Thread overview
Detecting at compile time if a string is zero terminated
Jan 19, 2011
Johannes Pfau
Jan 19, 2011
Jesse Phillips
Jan 20, 2011
Johannes Pfau
Jan 20, 2011
Jesse Phillips
January 19, 2011
Hi,
I'm currently writing a small wrapper layer for gettext. My current
getText template looks like this:

----------------------------------------------------
string getText()(string msgid, string domain = null, Category cat =
Category.Messages) {
    auto cmsg = toStringz(msgid);
    auto nmsg = dcgettext(domain ? toStringz(domain) : null,
              cmsg, cat);
    if(cmsg == nmsg)
        return msgid;
    else
    {
        string nstr = cast(string)nmsg[0 .. strlen(nmsg)];
        return nstr;
    }
}

string getText(string msgid, string domain = null, Category cat =
Category.Messages)() {
    auto nmsg = dcgettext(domain ? domain.ptr : null,
              msgid.ptr, cat);
    if(msgid.ptr == nmsg)
        return msgid;
    else
    {
        string nstr = cast(string)nmsg[0 .. strlen(nmsg)];
        return nstr;
    }
}
----------------------------------------------------

As string literals in D are zero terminated, there's no need
for the toStringz overhead. The overload taking compile time
parameters takes advantage of that. The code works and can be used like
this:
----------------------------------------------------
    writeln(getText!"Hello World!"); //no toStringz
    writeln(getText("Hello World!")); //toStringz
----------------------------------------------------

But if somehow possible I'd like to merge the templates so that there is only one way to call getText and the fastest way is chosen automatically.
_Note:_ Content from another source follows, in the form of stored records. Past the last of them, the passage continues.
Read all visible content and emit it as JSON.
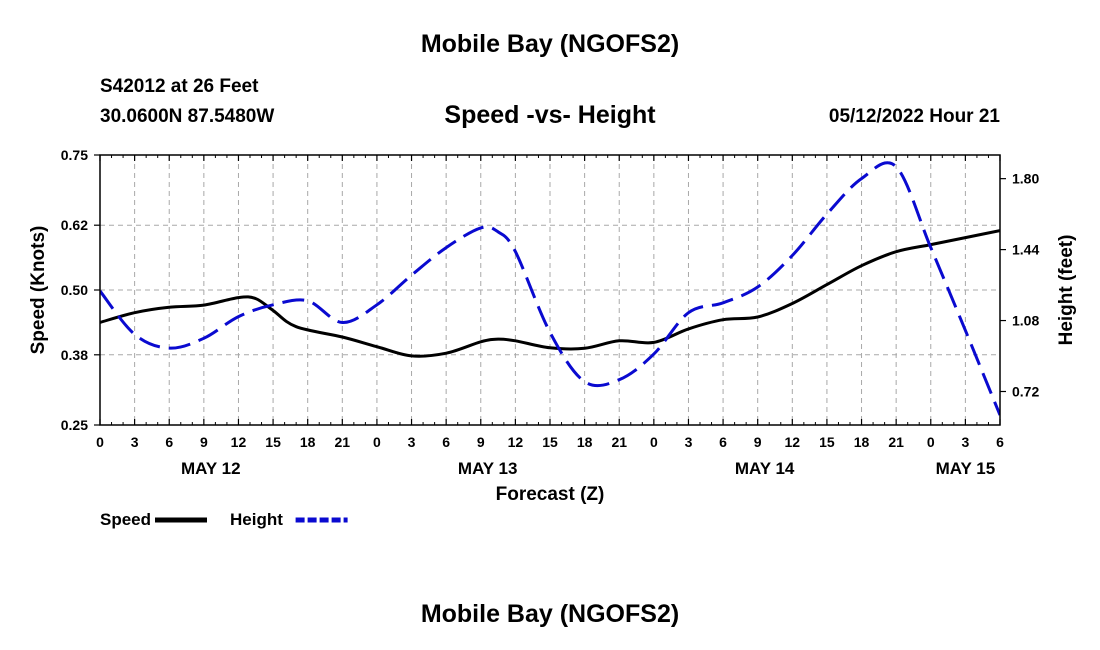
{
  "header": {
    "title": "Mobile Bay (NGOFS2)",
    "station": "S42012 at 26 Feet",
    "coords": "30.0600N  87.5480W",
    "subtitle": "Speed -vs- Height",
    "datetime": "05/12/2022 Hour 21"
  },
  "footer": {
    "title": "Mobile Bay (NGOFS2)"
  },
  "chart_data": {
    "type": "line",
    "title": "Speed -vs- Height",
    "xlabel": "Forecast (Z)",
    "ylabel": "Speed (Knots)",
    "y2label": "Height (feet)",
    "grid": true,
    "xlim": [
      0,
      78
    ],
    "ylim": [
      0.25,
      0.75
    ],
    "y2lim": [
      0.55,
      1.92
    ],
    "x_tick_values": [
      0,
      3,
      6,
      9,
      12,
      15,
      18,
      21,
      24,
      27,
      30,
      33,
      36,
      39,
      42,
      45,
      48,
      51,
      54,
      57,
      60,
      63,
      66,
      69,
      72,
      75,
      78
    ],
    "x_tick_labels": [
      "0",
      "3",
      "6",
      "9",
      "12",
      "15",
      "18",
      "21",
      "0",
      "3",
      "6",
      "9",
      "12",
      "15",
      "18",
      "21",
      "0",
      "3",
      "6",
      "9",
      "12",
      "15",
      "18",
      "21",
      "0",
      "3",
      "6"
    ],
    "date_labels": [
      {
        "x": 9.6,
        "label": "MAY 12"
      },
      {
        "x": 33.6,
        "label": "MAY 13"
      },
      {
        "x": 57.6,
        "label": "MAY 14"
      },
      {
        "x": 75.0,
        "label": "MAY 15"
      }
    ],
    "y_ticks": [
      0.25,
      0.38,
      0.5,
      0.62,
      0.75
    ],
    "y_tick_labels": [
      "0.25",
      "0.38",
      "0.50",
      "0.62",
      "0.75"
    ],
    "y2_ticks": [
      0.72,
      1.08,
      1.44,
      1.8
    ],
    "y2_tick_labels": [
      "0.72",
      "1.08",
      "1.44",
      "1.80"
    ],
    "series": [
      {
        "name": "Speed",
        "axis": "left",
        "color": "#000000",
        "dash": "solid",
        "x": [
          0,
          3,
          6,
          9,
          12,
          13.5,
          15,
          17,
          21,
          24,
          27,
          30,
          33,
          34.5,
          36,
          39,
          42,
          45,
          48,
          51,
          54,
          57,
          60,
          63,
          66,
          69,
          72,
          75,
          78
        ],
        "y": [
          0.44,
          0.458,
          0.468,
          0.472,
          0.486,
          0.484,
          0.462,
          0.432,
          0.413,
          0.395,
          0.378,
          0.383,
          0.404,
          0.409,
          0.406,
          0.393,
          0.392,
          0.406,
          0.403,
          0.428,
          0.445,
          0.45,
          0.475,
          0.51,
          0.545,
          0.571,
          0.584,
          0.597,
          0.61
        ]
      },
      {
        "name": "Height",
        "axis": "right",
        "color": "#0a0ad0",
        "dash": "dashed",
        "x": [
          0,
          3,
          6,
          9,
          12,
          15,
          18,
          21,
          24,
          27,
          30,
          33,
          34.5,
          36,
          39,
          42,
          45,
          48,
          51,
          54,
          57,
          60,
          63,
          66,
          69,
          72,
          75,
          78
        ],
        "y": [
          1.23,
          1.01,
          0.94,
          0.99,
          1.1,
          1.16,
          1.18,
          1.07,
          1.16,
          1.31,
          1.45,
          1.55,
          1.53,
          1.43,
          1.02,
          0.77,
          0.78,
          0.91,
          1.12,
          1.17,
          1.25,
          1.41,
          1.62,
          1.8,
          1.86,
          1.45,
          1.03,
          0.6
        ]
      }
    ],
    "legend": [
      {
        "label": "Speed",
        "color": "#000000",
        "dash": "solid"
      },
      {
        "label": "Height",
        "color": "#0a0ad0",
        "dash": "dashed"
      }
    ],
    "legend_position": "bottom-left"
  }
}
Does anyone know how to do that?
-- 
Johannes Pfau


January 19, 2011
First off no. Second, is their really going to be a performance gain from this. I wouldn't expect static strings to be converted very often. And last I will copy and past a comment from the source code:

198 	    /+ Unfortunately, this isn't reliable.
199 	     We could make this work if string literals are put
200 	     in read-only memory and we test if s[] is pointing into
201 	     that.
202
203 	     /* Peek past end of s[], if it's 0, no conversion necessary.
204 	     * Note that the compiler will put a 0 past the end of static
205 	     * strings, and the storage allocator will put a 0 past the end
206 	     * of newly allocated char[]'s.
207 	     */
208 	     char* p = &s[0] + s.length;
209 	     if (*p == 0)
210 	     return s;
211 	     +/
January 20, 2011
Jesse Phillips wrote:
>First off no. Second, is their really going to be a performance gain from this. I wouldn't expect static strings to be converted very often. And last I will copy and past a comment from the source code:

Thanks for your reply.
In case you don't know: gettext is used to translate strings.
You call gettext("english string") and it returns the translated
string. Gettext might be the only corner case, but the strings gettext
returns are usually not cached and big projects could translate many
strings, so I thought it could be an issue. But maybe I'm
overestimating that.
I had a look at the source code of toStringz and found the comment you
mentioned. The comment is for toStringz(const(char)[] s)
toStringz(string s) is even more interesting in this case as it does do
that optimization in most cases. I think that's good enough ;-)

-- 
Johannes Pfau


January 20, 2011
I would bet that you'd end up spending more time translating the string then copying it.

Didn't think to look at what type the function accepted. I figured that any such optimization would exist inside of toStringz if it was possible.